Produced by Joe Hammond of the Milk! Records family ilk, Terra Alpha, builds out an epic across 11 potent tracks that at times feels claustrophobic and others deftly sparse. Highlighted for me by the fierce solo to close out Making Hay, masterful song construction throughout lead single Speak Easy and sheer stomping bad arsery of Stones.
Terra Alpha is an album chock full music that makes you want to dust off the nearest guitar, passionately drum the air or drive a bit too fast.
I got the opportunity to shoot some questions back and forth with frontwoman Ash Kerley to find out a bit more about the release and the band.
Firstly, thanks for taking the time to answer these ones for me. Terra Alpha is loaded with songs that hook the listener in only to push them out to unexpected places, twist and turn and really challenge them to keep up. It’s brilliant and refreshing but equally complex. How do you approach writing such unconventional and potent songs?

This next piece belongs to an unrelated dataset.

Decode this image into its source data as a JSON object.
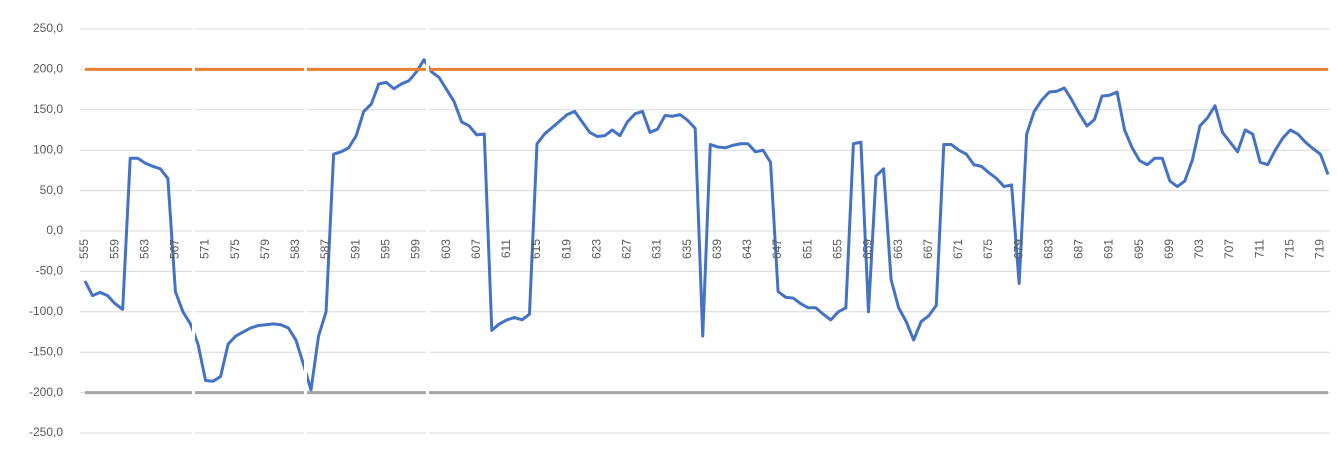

It’s just how they come out really. I’ve never had any guitar lessons- the way I learnt to play was simply by writing songs. So I guess that informs the shape of them a bit and maybe makes them a little less conventional when it comes to song structure. One thing I have noticed over time, and which is completely unintentional, is that I don’t really write many big choruses. The songs tend to be pretty economical lyric-wise. Sometimes I start with a whole lot of different verses and whatnot but the songs always tend to get whittled down to the bare essentials.
Terra Alpha is also undeniably guitar music, a genre often dominated in the media by male artists and associated with the stereotypically awful “guitar bro”. You mentor at and facilitate Girl’s Rock! Camp in Brisbane and have just released arguably the most virtuosic guitar album of 2018. What advice do you give to non-male artists looking to pick up a guitar?
Pick up that guitar and play however you damn well like. Play for yourself. Don’t listen to what anyone says, just make some noise that pleases you and keep at it.
You’re about to tour right down the East Coast. Which shows are you most looking forward to and who do you hope to catch on the road?
Oh, I think they’ll all be a lot of fun! It’s always good to catch up with interstate mates, and to play to a new audience. I do have a pretty enormous soft spot for Woollongong though. So I am especially looking forward to our show at The Servo.
What’s in store for Marville once the tour is finished and album released?
We’re going to head out on a regional QLD tour a bit later in the year, which is sure to be heaps of fun. We’ll play a bunch more shows, and probably start thinking about the next batch of songs.